Gli umbri affidati per ora ad Avincola, marchigiani ancora con Petrone, il Bari valuta Nicola

Avellino.  

La Ternana ha già cambiato. Il Bari aspetta risultati da Davide Nicola, mentre l'Ascoli ha "perdonato" Mario Petrone per l'avvio deludente in campionato con il rinnovo del contratto fino al 2017. Il campionato di Serie B ha mietuto la prima vittima mercoledì scorso quando Mimmo Toscano ha rassegnato le dimissioni da tecnico della Ternana.
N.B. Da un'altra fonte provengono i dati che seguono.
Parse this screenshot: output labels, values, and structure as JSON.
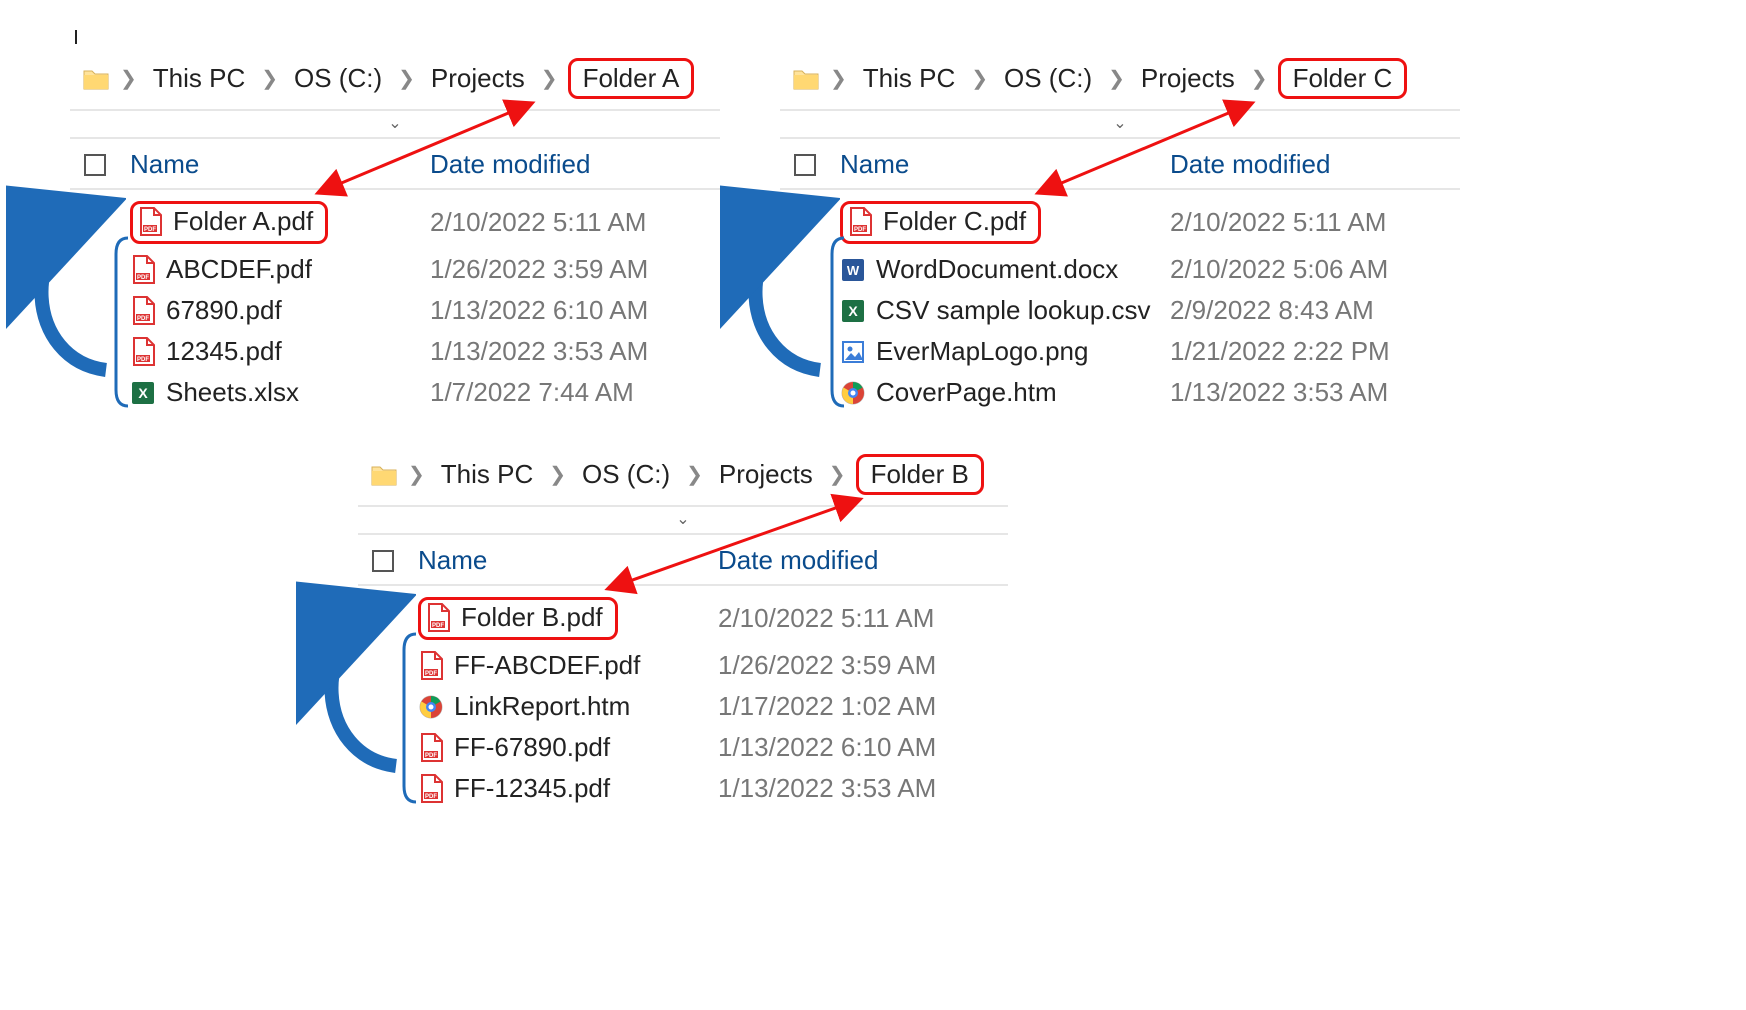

I motivi dell'addio sono tutti riscontrabili nell'avvio difficile dell'undici rossoverde (un punto in quattro giornate) e nel rapporto complicato tra l'ex Cosenza e la società umbra.

La Ternana, in attesa di scegliere il nuovo allenatore (i papabili sono Roberto Breda e Carmine Gautieri), si è affidata a Stefano Avincola, trainer della Primavera che guiderà Avenatti e compagni nella trasferta di Salerno, domani pomeriggio. Da Terni a Bari. Il club pugliese non ha digerito l'avvio stentato, la mancanza di gioco nonostante un mercato extra-lusso e la sterilità dell'attacco grandi firme. Davide Nicola si gioca il posto contro l'Avellino e contro il Latina, ma già domenica sera, in caso di mancato successo, qualcosa potrebbe cambiare

Fiducia condizionata ad Ascoli. La società del presidente Bellini sembra voler puntare ancora su Mario Petrone. Il summit tenuto due sere fa nelle Marche ha portato alla riconferma del tecnico finito sul banco degli imputati dopo le tre sconfitte subite nelle prime tre gare. Era già pronto a subentrare Andrea Camplone. Poi, il dietrofront con tanto di rinnovo contrattuale. L'Ascoli si tiene stretto Petrone. Fino a quando non si sa.